河内国喜志村覚え書き帖

大坂の東南、南河内は富田林市喜志村の歴史と文化の紹介です。
加えて、日々の思いをブログに移入しています。

畑126 / 良いお年を

2023年12月30日 | 菜園日誌

一月一日の元日の朝、つまり、毎年の元旦になると尊い御方がお出でになる。
ピンポーンとチャイムも押さずに、玄関の鍵がかかっていようがお構いなく、スーと家の中に入ってこられる。
そして、テーブルの上に置いた重箱の中のお節料理と鏡餅を食べて、ニコニコと笑っておられる。
紅白歌合戦を最後まで視た眠い目をこすりながら「明けましておめでとうございます」と挨拶をすると、
「今年も、おまえたちのために、この一年の福徳と幸福を土産に持って来たで、正月(一月)の間はゆっくりさせてもらうとするか」
「ははーっ! 一ヶ月と仰らずに一年でも!」
「いやいや、そうはいかんわい。おまえたちか幸せかどうかを高い所から眺めるために、山に帰らねばならんでな!」

雑煮を一緒に食べながら「あなた様はどのような御方ですか」と訊ねた。
「毎年、来ているのに知らんかったのか! おまえたちの先祖じゃ(祖霊神)! 亡くなってから33年経つと神に昇格して、おまえたちの生く末を見守っているのじゃ。普段は山にいるので山の神、正月はおまえたちの所に来る歳神(としかみ)じゃぞよ!」
「なるほど! それで毎年お出でになる!」
「そうじゃ! だから元旦にわしが来やすいように頼むぞ!」
「ははーっ!」

そういえば忘れていた。元旦に、我が家に幸せをもたらすために高い山から降りてくる年神様をお迎えする準備を。
自分の家が年神様をお迎えするのにふさわしい神聖な場所であることを示すために、結界をつくって我が家が清らかな場所であることを示さねば。
そこで慌てて畑の農小屋の中にある稲藁(いなわら)を取って来てしめ縄作り。
年に一度しかやらないので、作り方を忘れてしまって悪戦苦闘。
なんとか恰好がついて、庭にある南天(難を転じる)と松(年中青々と栄える)、それにペーパークラフトの飾りをそえて完成。

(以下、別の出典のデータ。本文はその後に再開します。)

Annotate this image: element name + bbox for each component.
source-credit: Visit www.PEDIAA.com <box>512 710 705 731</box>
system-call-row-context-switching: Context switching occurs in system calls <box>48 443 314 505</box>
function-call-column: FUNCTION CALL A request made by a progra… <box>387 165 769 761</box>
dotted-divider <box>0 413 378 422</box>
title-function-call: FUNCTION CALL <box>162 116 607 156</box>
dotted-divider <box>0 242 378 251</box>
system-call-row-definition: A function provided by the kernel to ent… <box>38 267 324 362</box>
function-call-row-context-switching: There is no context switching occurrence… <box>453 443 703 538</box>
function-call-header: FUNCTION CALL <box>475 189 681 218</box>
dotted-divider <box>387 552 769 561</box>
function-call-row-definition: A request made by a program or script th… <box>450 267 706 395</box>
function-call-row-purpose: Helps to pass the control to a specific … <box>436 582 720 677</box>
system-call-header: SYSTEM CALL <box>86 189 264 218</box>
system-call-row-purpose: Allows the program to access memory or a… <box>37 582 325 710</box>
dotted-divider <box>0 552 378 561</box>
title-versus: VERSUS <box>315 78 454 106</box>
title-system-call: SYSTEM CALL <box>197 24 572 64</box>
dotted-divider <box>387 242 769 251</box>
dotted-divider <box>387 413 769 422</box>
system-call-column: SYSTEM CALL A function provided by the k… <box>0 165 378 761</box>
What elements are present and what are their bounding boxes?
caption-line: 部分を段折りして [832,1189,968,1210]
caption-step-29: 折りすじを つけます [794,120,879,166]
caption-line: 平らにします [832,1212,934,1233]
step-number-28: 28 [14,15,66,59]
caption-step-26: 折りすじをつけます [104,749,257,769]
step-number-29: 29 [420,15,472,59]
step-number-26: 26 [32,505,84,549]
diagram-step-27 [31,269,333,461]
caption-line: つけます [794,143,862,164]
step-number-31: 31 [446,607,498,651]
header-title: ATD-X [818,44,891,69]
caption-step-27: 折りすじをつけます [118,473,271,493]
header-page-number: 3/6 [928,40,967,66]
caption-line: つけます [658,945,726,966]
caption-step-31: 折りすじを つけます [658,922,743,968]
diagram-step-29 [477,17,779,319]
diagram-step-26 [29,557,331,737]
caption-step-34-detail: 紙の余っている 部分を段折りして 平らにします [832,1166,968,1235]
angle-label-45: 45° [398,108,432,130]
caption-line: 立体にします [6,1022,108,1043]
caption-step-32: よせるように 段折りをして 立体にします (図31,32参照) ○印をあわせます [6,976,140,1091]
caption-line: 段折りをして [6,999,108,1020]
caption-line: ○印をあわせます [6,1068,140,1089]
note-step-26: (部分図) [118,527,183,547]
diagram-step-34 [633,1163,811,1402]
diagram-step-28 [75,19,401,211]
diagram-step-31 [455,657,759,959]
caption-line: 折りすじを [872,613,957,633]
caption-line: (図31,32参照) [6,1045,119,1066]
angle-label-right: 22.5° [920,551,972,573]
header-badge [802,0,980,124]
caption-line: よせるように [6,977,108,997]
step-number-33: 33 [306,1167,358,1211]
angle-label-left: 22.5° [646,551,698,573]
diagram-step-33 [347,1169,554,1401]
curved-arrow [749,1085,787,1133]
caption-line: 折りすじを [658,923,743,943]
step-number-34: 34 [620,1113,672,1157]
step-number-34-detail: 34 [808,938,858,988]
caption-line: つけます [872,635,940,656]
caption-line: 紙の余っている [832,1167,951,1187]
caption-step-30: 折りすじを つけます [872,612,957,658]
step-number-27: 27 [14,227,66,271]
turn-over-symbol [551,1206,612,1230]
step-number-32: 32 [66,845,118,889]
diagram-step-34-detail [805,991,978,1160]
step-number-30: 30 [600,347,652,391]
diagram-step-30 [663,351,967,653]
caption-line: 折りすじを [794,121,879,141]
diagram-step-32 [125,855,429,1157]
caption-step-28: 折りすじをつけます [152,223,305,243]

一昨日の二十八日が「二重の末広がり」で善かったのだが、作った二十九日は「二重苦」で験が悪い。31日は「一夜飾り」でこれも験が良くない。
今日の三十日が、しめ縄を飾るぎりぎりの日。
元日にのんびりと神様をお迎えするためには、年末の準備が大切。
来たる年が、今年に増して良きとしでありますよう。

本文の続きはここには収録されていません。